Well-being & Lifestyle Benefits
| Nov 17 2022

The Best Way to Reduce Workplace Stress? Ask Workers

Lauren Mason
Principal, Career
Ashleigh Jang
Senior Associate, Mercer

During the pandemic, organizations that led with empathy and prioritized health and flexibility saw the benefits of greater employee commitment, engagement, and productivity. But 2022 has brought new sources of stress, including inflation, churn in the labor market, and ongoing childcare shortages. According to Mercer’s 2022 Inside Employees’ Minds, a survey of more than 4,000 US workers, while financial health might be employees’ greatest concern right now, burnout and work-life balance are among the top three issues keeping them up at night.

The survey results suggest that, more than ever, employees are prioritizing their well-being and placing increased importance on their lives outside of work. When we asked employees how their employers could help ease burnout, a common theme emerged – flexibility. While employers might be ready to return to pre-pandemic ways of working, that’s not necessarily true of their employees.

So where does that leave employers? In today’s post-pandemic environment, employers need to embrace a new contract with employees: the lifestyle contract, in which the workplace supports health, work-life balance is sustainable, and flexibility is prioritized. Here are some thoughts – from the employee perspective – on how companies can support workforce well-being.

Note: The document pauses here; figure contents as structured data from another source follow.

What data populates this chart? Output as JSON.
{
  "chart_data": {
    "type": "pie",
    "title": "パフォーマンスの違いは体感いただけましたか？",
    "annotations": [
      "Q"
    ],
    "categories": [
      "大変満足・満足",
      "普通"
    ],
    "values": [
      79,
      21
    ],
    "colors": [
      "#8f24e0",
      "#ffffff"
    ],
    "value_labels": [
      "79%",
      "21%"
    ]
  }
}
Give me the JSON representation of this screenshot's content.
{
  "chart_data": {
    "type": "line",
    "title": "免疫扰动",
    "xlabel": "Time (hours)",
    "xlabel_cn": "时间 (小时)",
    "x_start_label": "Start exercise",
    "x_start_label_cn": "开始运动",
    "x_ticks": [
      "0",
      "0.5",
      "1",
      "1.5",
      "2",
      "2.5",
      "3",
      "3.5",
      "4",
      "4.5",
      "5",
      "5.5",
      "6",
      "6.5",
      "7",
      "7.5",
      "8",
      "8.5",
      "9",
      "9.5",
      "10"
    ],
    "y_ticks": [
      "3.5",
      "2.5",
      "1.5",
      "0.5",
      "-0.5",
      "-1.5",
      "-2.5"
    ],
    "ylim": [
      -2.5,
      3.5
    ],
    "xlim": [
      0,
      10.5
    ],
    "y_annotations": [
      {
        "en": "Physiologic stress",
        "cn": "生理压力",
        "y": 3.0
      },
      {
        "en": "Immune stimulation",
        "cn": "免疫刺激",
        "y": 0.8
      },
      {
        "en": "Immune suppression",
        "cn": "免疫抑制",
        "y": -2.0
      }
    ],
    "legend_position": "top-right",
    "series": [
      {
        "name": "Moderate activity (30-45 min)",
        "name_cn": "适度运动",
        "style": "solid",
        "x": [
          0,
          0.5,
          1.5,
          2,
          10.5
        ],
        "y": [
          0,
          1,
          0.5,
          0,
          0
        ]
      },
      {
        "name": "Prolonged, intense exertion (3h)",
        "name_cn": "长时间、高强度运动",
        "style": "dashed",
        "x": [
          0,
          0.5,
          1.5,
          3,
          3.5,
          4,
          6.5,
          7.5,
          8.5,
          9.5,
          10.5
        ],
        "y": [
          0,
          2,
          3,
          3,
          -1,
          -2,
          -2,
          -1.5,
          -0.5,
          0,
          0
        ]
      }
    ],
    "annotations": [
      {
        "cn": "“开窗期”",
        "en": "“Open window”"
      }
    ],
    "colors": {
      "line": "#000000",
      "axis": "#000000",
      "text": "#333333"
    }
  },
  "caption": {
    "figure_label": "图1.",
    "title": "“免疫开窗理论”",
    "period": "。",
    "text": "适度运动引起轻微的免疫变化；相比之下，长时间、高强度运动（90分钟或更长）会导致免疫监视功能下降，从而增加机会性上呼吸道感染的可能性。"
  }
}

Find flexible work options that work for your organization

While most organizations implemented some level of remote and hybrid working in response to the pandemic, many were skeptical of its true potential. According to the survey, employees with a hybrid work arrangement expressed more satisfaction with their employer, the greatest sense of belonging to their team, more satisfaction with their compensation and benefits, and more confidence that their career goals can be met at the organization compared to those working fully on-site and those who are fully remote.

Despite this, more than half of employees who say their jobs can be performed remotely are required to be on-site full-time. Nearly two-thirds of employees prefer more flexibility than they are offered today – currently employees report working on-site an average of 3.5 days per week, but prefer 1.5 days, on average.

Flex work

Leading employers are redesigning their flexible working strategies to maximize flexibility, without sacrificing workforce outcomes. After pay, employees ranked flexibility as the top item potentially attracting them to a new employer, so organizations offering greater flexibility are gaining a competitive advantage in talent attraction and retention.

Flexibility can come in many forms. For example, frontline workers who can’t work remotely noted they would appreciate time-based flexibility. Building more agile scheduling and resourcing systems to make this a reality is a low-cost solution that can be leveraged to attract and retain employees. Flexibility can play a vital role as an incentive for employees to work more efficiently and productively to free up more time for “everyday life” events.

Redesign work to address unsustainable workloads

Mental health and burnout ranks very high on the list of employees’ top concerns, particularly for younger employees (below age 35) and LGBTQ+ employees – each group ranked mental health second, behind only covering monthly expenses. About half (51%) of employees across all demographics reported feeling exhausted on a typical day at work, but it is most pronounced in front-line workforces.

Excessive workloads are weighing on employees, with 60% of employees in healthcare, retail, hospitality, and food services reporting feeling frustrated during a typical day at work. It’s crucial to understand what’s causing unsustainable workloads, and use that information to implement strategies that expand resourcing pipelines, optimize the use of talent and set clear priorities.            

Although the survey results suggest that employers’ diversity, equity, and inclusion (DEI) efforts have had some positive impact, minority employees remain significantly more likely than white employees to say they are considering leaving their jobs. Hispanic and Latino workers reported a significant decline in balance, satisfaction, and commitment across all categories since last year. One way employers can support minority workers’ well-being is by providing more inclusive and personalized benefit offerings.

The bottom line? Employers have to move beyond a pre-pandemic mindset to create a work environment that will attract, retain and support employees in a post-pandemic world.

About Inside Employees’ Minds: This study includes 4,049 full-time employees in the United States, working for organizations with more than 250 employees. The study was conducted between August 26 and September 9, 2022. The report also includes actionable advice for employers to help address unmet needs in their workforce.